Creating a Trust involves a lot of paperwork and is generally done through a lawyer. The lawyer will help you decide which type of trust is right for you and then prepare the document. Once the trust is created, it’s up to you to make sure your beneficiaries are included in the documents and that you haven’t overlooked any important assets.
The main advantage of creating a trust is that it allows you to pass your assets to your beneficiaries without going through probate court, which can save time, court fees and reduce estate taxes. Additionally, a trust can preserve family wealth and promote your family values by passing down your preferences for education, home ownership, land conservation, community service, religious beliefs and other matters.

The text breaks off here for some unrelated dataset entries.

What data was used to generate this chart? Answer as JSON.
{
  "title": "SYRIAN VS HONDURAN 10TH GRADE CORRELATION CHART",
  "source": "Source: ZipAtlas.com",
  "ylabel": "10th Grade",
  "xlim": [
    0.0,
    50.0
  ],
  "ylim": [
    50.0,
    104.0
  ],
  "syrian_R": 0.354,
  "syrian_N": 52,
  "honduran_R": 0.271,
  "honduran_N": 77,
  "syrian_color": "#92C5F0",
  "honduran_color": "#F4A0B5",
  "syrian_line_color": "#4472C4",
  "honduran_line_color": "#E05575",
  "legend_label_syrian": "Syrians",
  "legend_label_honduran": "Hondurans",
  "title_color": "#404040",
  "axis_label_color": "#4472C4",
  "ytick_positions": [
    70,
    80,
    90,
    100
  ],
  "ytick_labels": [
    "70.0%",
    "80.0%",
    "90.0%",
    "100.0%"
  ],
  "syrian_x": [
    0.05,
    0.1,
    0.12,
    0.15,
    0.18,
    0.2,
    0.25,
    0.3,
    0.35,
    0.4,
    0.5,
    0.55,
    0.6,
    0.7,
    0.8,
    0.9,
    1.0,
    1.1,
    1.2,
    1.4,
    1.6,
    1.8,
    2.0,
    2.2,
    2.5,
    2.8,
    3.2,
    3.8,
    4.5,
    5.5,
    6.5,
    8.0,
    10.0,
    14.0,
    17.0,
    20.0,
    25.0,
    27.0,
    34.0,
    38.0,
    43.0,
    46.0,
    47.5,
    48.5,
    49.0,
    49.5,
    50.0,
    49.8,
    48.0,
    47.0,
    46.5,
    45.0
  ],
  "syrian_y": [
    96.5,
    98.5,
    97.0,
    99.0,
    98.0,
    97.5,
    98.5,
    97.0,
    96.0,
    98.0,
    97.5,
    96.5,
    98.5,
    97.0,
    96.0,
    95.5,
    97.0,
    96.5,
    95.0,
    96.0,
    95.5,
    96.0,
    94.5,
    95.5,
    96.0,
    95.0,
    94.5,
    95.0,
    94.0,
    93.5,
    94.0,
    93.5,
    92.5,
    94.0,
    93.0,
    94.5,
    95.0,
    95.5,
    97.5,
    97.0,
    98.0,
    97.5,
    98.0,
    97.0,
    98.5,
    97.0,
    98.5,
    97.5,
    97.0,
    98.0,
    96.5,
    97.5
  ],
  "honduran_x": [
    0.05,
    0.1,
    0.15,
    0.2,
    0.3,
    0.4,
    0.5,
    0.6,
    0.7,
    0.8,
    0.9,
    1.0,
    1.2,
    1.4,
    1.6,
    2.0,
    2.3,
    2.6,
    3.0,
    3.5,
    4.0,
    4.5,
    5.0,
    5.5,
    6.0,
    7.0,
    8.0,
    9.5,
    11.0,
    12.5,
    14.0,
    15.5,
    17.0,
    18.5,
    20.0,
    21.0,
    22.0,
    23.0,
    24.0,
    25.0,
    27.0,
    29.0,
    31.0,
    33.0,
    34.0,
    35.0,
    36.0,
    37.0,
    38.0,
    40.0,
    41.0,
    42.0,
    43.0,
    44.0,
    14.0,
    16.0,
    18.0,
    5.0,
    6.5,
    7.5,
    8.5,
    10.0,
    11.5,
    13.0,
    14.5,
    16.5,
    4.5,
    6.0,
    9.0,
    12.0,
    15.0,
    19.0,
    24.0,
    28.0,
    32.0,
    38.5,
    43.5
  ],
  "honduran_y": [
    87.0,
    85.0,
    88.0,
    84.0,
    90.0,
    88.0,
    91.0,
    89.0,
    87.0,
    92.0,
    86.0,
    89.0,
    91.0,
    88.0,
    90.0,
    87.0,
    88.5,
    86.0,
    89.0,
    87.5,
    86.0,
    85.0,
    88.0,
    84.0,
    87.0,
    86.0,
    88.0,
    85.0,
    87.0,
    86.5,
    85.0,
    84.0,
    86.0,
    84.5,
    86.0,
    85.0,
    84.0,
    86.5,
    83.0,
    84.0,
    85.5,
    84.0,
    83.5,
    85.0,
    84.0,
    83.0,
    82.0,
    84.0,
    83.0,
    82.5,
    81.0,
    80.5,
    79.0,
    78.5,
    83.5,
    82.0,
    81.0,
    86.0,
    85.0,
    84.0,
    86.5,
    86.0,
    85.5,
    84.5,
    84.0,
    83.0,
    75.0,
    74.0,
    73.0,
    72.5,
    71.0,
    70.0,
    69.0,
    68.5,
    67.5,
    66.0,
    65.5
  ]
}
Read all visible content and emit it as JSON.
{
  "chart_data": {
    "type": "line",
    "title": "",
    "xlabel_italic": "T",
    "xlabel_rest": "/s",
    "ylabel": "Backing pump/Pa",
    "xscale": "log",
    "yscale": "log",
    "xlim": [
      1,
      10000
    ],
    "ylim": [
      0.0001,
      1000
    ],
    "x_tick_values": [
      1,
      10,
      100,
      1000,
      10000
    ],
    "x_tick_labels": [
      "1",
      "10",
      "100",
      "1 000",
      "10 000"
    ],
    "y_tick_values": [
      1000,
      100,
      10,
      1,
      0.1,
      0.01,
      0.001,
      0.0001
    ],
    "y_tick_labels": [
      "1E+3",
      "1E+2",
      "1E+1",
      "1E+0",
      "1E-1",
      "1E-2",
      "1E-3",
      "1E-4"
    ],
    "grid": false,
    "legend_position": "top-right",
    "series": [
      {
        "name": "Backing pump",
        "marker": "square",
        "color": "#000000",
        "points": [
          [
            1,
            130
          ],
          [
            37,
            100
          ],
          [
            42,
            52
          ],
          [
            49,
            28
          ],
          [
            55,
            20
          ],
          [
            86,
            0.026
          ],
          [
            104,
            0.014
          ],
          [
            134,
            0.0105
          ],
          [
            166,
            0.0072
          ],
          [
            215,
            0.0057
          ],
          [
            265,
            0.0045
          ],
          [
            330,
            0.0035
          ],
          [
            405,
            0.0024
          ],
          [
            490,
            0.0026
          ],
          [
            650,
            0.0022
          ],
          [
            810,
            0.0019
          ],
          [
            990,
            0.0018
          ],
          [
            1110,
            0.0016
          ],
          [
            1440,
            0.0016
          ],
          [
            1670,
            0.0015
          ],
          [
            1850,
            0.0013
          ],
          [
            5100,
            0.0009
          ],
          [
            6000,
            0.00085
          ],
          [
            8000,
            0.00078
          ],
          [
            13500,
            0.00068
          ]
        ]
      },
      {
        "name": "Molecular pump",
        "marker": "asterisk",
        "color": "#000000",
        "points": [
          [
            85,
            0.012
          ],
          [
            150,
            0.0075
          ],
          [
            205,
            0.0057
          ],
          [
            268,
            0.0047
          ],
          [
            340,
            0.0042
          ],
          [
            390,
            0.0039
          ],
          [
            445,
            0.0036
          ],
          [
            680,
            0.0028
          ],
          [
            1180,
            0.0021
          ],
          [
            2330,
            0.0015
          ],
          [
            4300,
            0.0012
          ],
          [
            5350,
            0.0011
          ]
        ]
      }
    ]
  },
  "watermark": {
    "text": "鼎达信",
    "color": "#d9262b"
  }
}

There are many different types of trusts, so it is crucial to choose the right one for your needs. It’s also important to find a lawyer who has experience in the type of trust you want and can ensure that it’s properly drafted and administered.

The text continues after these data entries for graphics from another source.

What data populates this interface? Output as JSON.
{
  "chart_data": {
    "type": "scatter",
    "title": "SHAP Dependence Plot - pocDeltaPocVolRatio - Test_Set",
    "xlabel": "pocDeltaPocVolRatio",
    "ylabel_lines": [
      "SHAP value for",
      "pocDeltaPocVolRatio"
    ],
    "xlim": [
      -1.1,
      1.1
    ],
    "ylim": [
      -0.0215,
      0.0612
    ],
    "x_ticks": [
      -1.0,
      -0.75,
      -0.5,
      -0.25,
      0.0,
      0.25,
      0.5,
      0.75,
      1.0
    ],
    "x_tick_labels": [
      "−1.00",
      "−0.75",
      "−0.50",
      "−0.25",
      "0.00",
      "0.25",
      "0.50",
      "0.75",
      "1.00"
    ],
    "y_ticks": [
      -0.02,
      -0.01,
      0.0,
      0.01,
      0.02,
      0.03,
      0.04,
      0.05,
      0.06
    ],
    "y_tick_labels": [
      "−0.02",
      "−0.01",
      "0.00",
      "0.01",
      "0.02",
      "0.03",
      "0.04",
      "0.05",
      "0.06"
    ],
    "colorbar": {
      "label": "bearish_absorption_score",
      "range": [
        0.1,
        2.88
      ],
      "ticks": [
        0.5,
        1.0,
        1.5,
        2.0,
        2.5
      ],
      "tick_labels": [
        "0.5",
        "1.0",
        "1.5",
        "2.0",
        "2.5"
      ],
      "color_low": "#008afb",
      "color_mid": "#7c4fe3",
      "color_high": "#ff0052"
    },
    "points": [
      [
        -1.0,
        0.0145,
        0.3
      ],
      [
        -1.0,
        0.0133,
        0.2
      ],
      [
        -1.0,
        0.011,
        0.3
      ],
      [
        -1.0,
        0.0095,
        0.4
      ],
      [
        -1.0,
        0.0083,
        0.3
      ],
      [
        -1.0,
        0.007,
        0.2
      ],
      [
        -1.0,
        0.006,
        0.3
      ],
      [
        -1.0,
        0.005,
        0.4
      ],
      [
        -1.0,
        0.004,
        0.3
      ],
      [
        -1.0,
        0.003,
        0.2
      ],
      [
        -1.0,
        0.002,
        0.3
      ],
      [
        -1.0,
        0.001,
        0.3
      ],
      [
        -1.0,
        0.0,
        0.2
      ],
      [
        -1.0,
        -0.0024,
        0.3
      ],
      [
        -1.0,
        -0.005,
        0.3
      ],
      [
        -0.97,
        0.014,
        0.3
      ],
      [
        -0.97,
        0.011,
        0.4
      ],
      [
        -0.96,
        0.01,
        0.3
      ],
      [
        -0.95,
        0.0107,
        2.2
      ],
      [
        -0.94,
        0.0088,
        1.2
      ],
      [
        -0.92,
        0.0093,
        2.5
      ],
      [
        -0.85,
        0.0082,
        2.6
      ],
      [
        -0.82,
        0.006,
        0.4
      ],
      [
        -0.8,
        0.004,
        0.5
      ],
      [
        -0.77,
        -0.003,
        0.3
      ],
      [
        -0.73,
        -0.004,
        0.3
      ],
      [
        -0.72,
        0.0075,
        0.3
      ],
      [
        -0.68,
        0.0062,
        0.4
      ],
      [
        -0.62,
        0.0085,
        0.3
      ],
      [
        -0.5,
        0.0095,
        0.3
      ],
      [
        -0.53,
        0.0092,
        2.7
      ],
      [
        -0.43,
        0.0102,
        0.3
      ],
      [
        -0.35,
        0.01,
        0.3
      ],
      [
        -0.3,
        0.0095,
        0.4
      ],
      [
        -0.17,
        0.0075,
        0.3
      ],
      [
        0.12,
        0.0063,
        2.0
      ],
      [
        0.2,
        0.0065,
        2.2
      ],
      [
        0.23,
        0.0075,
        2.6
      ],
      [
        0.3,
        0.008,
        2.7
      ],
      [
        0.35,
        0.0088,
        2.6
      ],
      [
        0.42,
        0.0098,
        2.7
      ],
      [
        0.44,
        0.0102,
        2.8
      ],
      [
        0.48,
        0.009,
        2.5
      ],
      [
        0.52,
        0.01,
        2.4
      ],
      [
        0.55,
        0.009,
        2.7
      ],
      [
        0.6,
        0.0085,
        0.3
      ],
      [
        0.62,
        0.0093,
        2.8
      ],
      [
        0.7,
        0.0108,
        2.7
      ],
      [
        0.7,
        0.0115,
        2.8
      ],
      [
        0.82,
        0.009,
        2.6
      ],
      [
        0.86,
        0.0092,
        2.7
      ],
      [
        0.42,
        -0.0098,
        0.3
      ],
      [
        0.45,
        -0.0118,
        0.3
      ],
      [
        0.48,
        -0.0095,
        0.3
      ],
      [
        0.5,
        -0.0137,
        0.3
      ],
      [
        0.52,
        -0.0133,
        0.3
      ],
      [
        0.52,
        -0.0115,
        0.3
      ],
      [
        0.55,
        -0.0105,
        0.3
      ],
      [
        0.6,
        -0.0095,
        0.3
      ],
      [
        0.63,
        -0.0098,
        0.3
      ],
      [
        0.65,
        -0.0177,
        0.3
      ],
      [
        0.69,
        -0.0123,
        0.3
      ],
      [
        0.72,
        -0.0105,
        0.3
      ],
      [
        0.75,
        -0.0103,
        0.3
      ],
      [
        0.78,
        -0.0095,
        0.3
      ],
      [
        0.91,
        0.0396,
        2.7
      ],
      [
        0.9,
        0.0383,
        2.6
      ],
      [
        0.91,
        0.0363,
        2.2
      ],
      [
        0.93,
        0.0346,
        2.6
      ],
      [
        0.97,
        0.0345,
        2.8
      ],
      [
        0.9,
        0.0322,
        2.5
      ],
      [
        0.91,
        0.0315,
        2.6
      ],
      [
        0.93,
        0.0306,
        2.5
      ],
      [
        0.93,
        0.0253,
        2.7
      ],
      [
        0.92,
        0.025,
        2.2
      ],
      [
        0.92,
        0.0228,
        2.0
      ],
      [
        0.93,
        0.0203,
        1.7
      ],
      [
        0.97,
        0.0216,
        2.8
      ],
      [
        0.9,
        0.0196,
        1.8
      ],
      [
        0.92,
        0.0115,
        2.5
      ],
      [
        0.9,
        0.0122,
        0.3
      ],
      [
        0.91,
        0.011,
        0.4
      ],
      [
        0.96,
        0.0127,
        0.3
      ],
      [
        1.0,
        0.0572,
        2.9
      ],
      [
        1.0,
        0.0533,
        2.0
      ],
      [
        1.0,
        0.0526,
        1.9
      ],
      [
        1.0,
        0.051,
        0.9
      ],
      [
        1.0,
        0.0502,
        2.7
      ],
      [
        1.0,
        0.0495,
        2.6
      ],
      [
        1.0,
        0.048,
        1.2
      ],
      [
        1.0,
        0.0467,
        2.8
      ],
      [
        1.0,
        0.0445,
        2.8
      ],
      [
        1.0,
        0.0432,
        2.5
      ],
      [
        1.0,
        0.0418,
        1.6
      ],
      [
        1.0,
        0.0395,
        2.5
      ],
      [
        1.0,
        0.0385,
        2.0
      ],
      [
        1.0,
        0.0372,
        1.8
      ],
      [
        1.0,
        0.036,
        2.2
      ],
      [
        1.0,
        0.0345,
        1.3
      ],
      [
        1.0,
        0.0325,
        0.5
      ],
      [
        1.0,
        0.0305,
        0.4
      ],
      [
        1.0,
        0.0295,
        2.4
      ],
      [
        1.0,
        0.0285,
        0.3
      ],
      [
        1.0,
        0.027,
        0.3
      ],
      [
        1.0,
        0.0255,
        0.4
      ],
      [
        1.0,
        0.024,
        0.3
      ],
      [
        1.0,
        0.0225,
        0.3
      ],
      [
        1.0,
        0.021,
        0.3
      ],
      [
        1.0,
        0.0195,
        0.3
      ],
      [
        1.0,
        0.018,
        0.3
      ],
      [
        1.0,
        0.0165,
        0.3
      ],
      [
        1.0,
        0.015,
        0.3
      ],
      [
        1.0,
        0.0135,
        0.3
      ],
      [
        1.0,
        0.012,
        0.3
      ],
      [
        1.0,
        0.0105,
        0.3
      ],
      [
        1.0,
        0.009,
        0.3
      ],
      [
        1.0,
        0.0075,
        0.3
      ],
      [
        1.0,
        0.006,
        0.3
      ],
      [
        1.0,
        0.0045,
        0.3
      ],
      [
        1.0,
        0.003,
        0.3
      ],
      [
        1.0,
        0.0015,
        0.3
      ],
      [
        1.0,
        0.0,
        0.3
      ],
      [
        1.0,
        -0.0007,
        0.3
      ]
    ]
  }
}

A good lawyer can also advise you on how to use trusts in your overall estate plan. A comprehensive estate plan includes a will, power of attorney, living will, health care power of attorney and more.
You may also choose to create a trust for other people, like your spouse or children. This will allow you to protect their inheritance and keep your wishes private in the event of a divorce or remarriage.

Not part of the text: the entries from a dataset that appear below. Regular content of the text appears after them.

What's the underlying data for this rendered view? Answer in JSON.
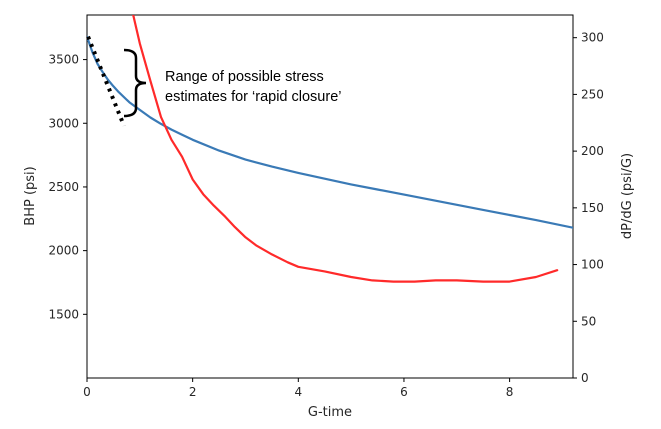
{
  "chart_data": {
    "type": "line",
    "xlabel": "G-time",
    "ylabel_left": "BHP (psi)",
    "ylabel_right": "dP/dG (psi/G)",
    "xlim": [
      0,
      9.2
    ],
    "ylim_left": [
      1000,
      3850
    ],
    "ylim_right": [
      0,
      320
    ],
    "xticks": [
      0,
      2,
      4,
      6,
      8
    ],
    "yticks_left": [
      1500,
      2000,
      2500,
      3000,
      3500
    ],
    "yticks_right": [
      0,
      50,
      100,
      150,
      200,
      250,
      300
    ],
    "grid": false,
    "series": [
      {
        "axis": "left",
        "color": "#3a7ab6",
        "x": [
          0,
          0.1,
          0.2,
          0.3,
          0.4,
          0.5,
          0.6,
          0.8,
          1.0,
          1.2,
          1.4,
          1.6,
          1.8,
          2.0,
          2.5,
          3.0,
          3.5,
          4.0,
          4.5,
          5.0,
          5.5,
          6.0,
          6.5,
          7.0,
          7.5,
          8.0,
          8.5,
          9.2
        ],
        "values": [
          3680,
          3560,
          3465,
          3400,
          3340,
          3290,
          3245,
          3165,
          3105,
          3045,
          2995,
          2950,
          2910,
          2870,
          2785,
          2715,
          2660,
          2610,
          2565,
          2520,
          2480,
          2440,
          2400,
          2360,
          2320,
          2280,
          2240,
          2180
        ]
      },
      {
        "axis": "right",
        "color": "#ff2a2a",
        "x": [
          0.85,
          1.0,
          1.2,
          1.4,
          1.6,
          1.8,
          2.0,
          2.2,
          2.4,
          2.6,
          2.8,
          3.0,
          3.2,
          3.5,
          3.8,
          4.0,
          4.5,
          5.0,
          5.4,
          5.8,
          6.2,
          6.6,
          7.0,
          7.5,
          8.0,
          8.5,
          8.9
        ],
        "values": [
          325,
          295,
          262,
          230,
          210,
          195,
          175,
          162,
          152,
          143,
          133,
          124,
          117,
          109,
          102,
          98,
          94,
          89,
          86,
          85,
          85,
          86,
          86,
          85,
          85,
          89,
          95
        ]
      }
    ],
    "overlays": [
      {
        "style": "dotted",
        "color": "#000000",
        "axis": "left",
        "x": [
          0.02,
          0.7
        ],
        "values": [
          3680,
          2980
        ]
      }
    ],
    "annotations": [
      {
        "text_lines": [
          "Range of possible stress",
          "estimates for ‘rapid closure’"
        ]
      }
    ]
  }
}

Your prized collection of artwork, coins and stamps is a great example of how a trust can be used to ensure that you’ll leave them to the right people. A trust can direct how your art is dealt with, where it goes and who is responsible for the bills of sale, certificates of authenticity and insurance appraisals.
As a result, your treasured collection will be protected and preserved, ensuring that you can continue to enjoy the fruits of your hard work and generosity. You can even make provisions for how you want your collection to be managed after you’re gone, such as donating a fixed percentage of your assets each year to a charitable organization of your choice.
In addition, trusts are a great way to avoid estate tax and provide a comfortable financial future for your beneficiaries while at the same time protecting them from creditors or incompetent heirs. An advisor who understands your family’s total financial picture and dynamics, as well as the constructive role that trusts play in estate, retirement, and tax planning, can “quarterback” a team of attorneys and accountants to execute your wishes.
In order to set up a trust, the person who will create it, known as a settlor, must transfer the ownership of the assets they own into the name of the trust. This typically requires a deed for real estate or a change of ownership form for bank accounts. This process can be complicated, so it’s best to ask a financial planning specialist for guidance.